Wander into an area designated American Modernism and find Arthur B. Carles' "Torso" (1914), a painting of a wanton, voluptuous white alabaster nude regarded at the time as radical, experimental, and extreme, to put it tactfully, and the terrific watercolors "Black and White 1 & 2" (1911), a pair of lively cafe street scenes by David Milne that bear the influence of ukiyo-e Japanese prints of the 1800s and French Nabi purveyors Bonnard and Vuillard.
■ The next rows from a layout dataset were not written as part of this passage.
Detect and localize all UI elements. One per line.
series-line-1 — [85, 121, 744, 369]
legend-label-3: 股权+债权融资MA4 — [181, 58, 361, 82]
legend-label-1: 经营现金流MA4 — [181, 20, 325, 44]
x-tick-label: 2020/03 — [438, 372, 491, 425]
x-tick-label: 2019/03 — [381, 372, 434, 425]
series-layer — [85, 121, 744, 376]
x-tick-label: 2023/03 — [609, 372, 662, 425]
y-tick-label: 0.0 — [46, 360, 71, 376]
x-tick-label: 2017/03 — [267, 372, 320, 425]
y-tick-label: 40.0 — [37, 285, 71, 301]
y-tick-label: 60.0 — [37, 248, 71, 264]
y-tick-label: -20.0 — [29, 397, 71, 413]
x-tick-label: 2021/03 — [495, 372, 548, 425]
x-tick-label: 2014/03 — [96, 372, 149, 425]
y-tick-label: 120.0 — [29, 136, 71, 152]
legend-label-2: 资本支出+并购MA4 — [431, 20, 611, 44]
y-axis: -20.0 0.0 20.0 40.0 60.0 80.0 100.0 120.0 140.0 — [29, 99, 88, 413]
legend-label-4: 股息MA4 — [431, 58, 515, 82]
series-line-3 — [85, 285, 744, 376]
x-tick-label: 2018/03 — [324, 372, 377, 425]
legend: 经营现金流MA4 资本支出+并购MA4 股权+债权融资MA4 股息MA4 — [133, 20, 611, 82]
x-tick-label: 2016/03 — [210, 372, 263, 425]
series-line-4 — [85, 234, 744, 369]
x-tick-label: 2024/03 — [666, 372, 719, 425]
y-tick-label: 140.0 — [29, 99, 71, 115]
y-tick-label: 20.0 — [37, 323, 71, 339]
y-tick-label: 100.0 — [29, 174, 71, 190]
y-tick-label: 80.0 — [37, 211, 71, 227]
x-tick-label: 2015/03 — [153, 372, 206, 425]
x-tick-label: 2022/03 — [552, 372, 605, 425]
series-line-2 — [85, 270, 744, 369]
There's an abundant grab-bag of "International Art" that includes an enigmatic work by Austrian painter Oskar Kokoschka, a trio of lithographs by Edvard Munch that include an uncharacteristically mild-mannered self- portrait, and a partially naked "Madonna" lost in a trance amidst swirling, vertigo-inducing lines. "Symposion (The Problem)" (1894), by Aksesli Gallen-Kallela, depicts a late-night gathering of inebriated composers - in case you're wondering, that's Jean Sibelius on the right - but his "Self-Portrait with Cheetah" (1910), a politically incorrect expressionist work where the Finnish artist, traveling in British East Africa (Kenya), poses as the great hunter with a kill at his feet, is a real oddity.
A vast section called "Salon Style" perhaps comes the closest to approximating the spectacular viewing experience at the Palace of Fine Arts with its maze of 120 galleries, curved walls and paintings stacked on top of one another as they are at the Louvre. A blowup of a black & white photograph of the PFA's interior at the front end of the gallery, along with several circular velvet settees of the period, helps conveys the feel of that installation. Winslow Homer's moody seascapes "The Artist's Studio in an Afternoon Fog" (1894) and "Saco Bay" (1896) are here, as well as representatives of American Impressionism such as Guy Rose's "The Backwater" (1910) and Frederick Carl Frieseke's "The Garden Chair" (ca. 1912), a spring frisson of purples and iris-blue flowers in a setting reminiscent of Claude Monet's famed garden in the hamlet of Giverny, where an American ex-pat community coalesced.
Each person will have their favorite moments in a show as expansive as this one. Mine, found in the French Art gallery, is James Tissot's "A Political Woman" (1883-85), a portrait of a grand entrance. All eyes are on the glamorous society woman in elbow-length gloves, demurely clasping a pink ostrich-feather fan and wearing a matching gown decked out in ribbons, ruffles and a bustle. As she sweeps into the elegant ballroom beyond, light glinting off a crystal chandelier in the distance, one can almost hear the murmuring and tumbling laughter of well-heeled guests, and the rustle of expensive skirts. This work is one of a series of 15 portraits of the most beautiful women in Paris painted by Tissot, a gifted artist who captured both the outer beauty and inner lives of women, and whose paintings are radiant with life. A show of his work is being organized by FAMSF, but we'll have to wait until 2019 to see it.